I was amazed by the variety and amount of data we could gather: dissolved oxygen, temperature, pH, conductivity, turbidity, nitrates, phosphates, bacteria, heavy metals, and biological indicators. I can’t offer scientific conclusions, but I can say definitively that spending the morning in a floating science lab was an exciting change of pace from my corporate office environment.

EY and REDES team members test water samples for copper, lead, cadmium and chromium in a floating science lab.

EY and REDES team members test water samples for copper, lead, cadmium and chromium in a floating science lab.

During our last day in Xochimilco, we provided tips and strategies from the skills-based project, and REDES presented results from our field research. The farmers listened intently, took notes and asked questions. They were curious how the results can be used to approach government officials, Xochimilco citizens and other chinamperos and to make the case for sustainable methods.

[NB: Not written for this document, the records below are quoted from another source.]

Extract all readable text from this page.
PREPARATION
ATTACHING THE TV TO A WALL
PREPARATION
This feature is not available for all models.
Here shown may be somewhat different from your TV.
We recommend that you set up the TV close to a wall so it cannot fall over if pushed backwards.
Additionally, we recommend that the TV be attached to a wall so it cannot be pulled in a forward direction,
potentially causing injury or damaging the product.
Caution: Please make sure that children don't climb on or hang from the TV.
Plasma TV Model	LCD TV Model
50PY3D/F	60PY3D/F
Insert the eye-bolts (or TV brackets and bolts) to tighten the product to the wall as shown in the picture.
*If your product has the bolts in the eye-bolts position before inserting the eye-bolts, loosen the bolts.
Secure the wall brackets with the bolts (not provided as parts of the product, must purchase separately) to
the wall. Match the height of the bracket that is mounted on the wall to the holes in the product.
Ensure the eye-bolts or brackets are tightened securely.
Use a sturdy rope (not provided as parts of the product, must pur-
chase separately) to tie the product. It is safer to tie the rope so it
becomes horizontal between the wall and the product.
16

Interacting with people in the community who are affecting and affected by the research was a special part of our EY Earthwatch experience in Mexico. We saw where environmental researchers, business-minded farmers, government and the community are intersecting and why there is a dire need to get them flowing in the same direction — toward conserving this ecosystem.

The EY team, Earthwatch, REDES employees and farmers gathered for the final time at the REDES experimental chinampa in Xochimilco.

The EY team, Earthwatch, REDES employees and farmers gathered for the final time at the REDES experimental chinampa in Xochimilco.

Water isn’t sexy, but it is essential

As I share my experience with family, friends and colleagues, I keep wondering how to get people interested in this project in a way that will intrigue and inspire them.

Where I’m from, water isn’t sexy. It doesn’t draw a wide-eyed reaction like, say, penguins in Patagonia or lion prides in Kenya. Water is familiar – we drink it; we play in it; we use it for cooking, cleaning and transportation. But the fact that it’s so essential to our everyday lives is exactly why I came to feel passionate about this project and why I hope others will want to learn more.

For some of us, conserving water may not seem as important as it is for those I met in Mexico — but, in a way, it is. If you’re not saving the native axolotl in Xochimilco, then you’re supporting the survival of a species closer to your home. You probably don’t have chinampas in your backyard, but agrochemicals may still be working their way into your water.

The research from Xochimilco is also part of a global Earthwatch project called FreshWater Watch. The program trains citizen scientists, like us, to collect data at more than 3,000 locations. It’s one way you can contribute to the health of our world’s fresh water and make a difference where you live.

One thought on “Growing greens and going green in Mexico’s wetlands

  1. Hi Carly, It is wonderful the way you connect Xochimilco’s experience with research, farmers and the importance of preserving water everywhere, even if there is not an Axolotl nearby 🙂
    I enjoyed so much reading your blog. You made may day¡¡¡

    Thank you, and EY teams for the outstanding support to preserve Xochimilco, Axolotl and the farmers.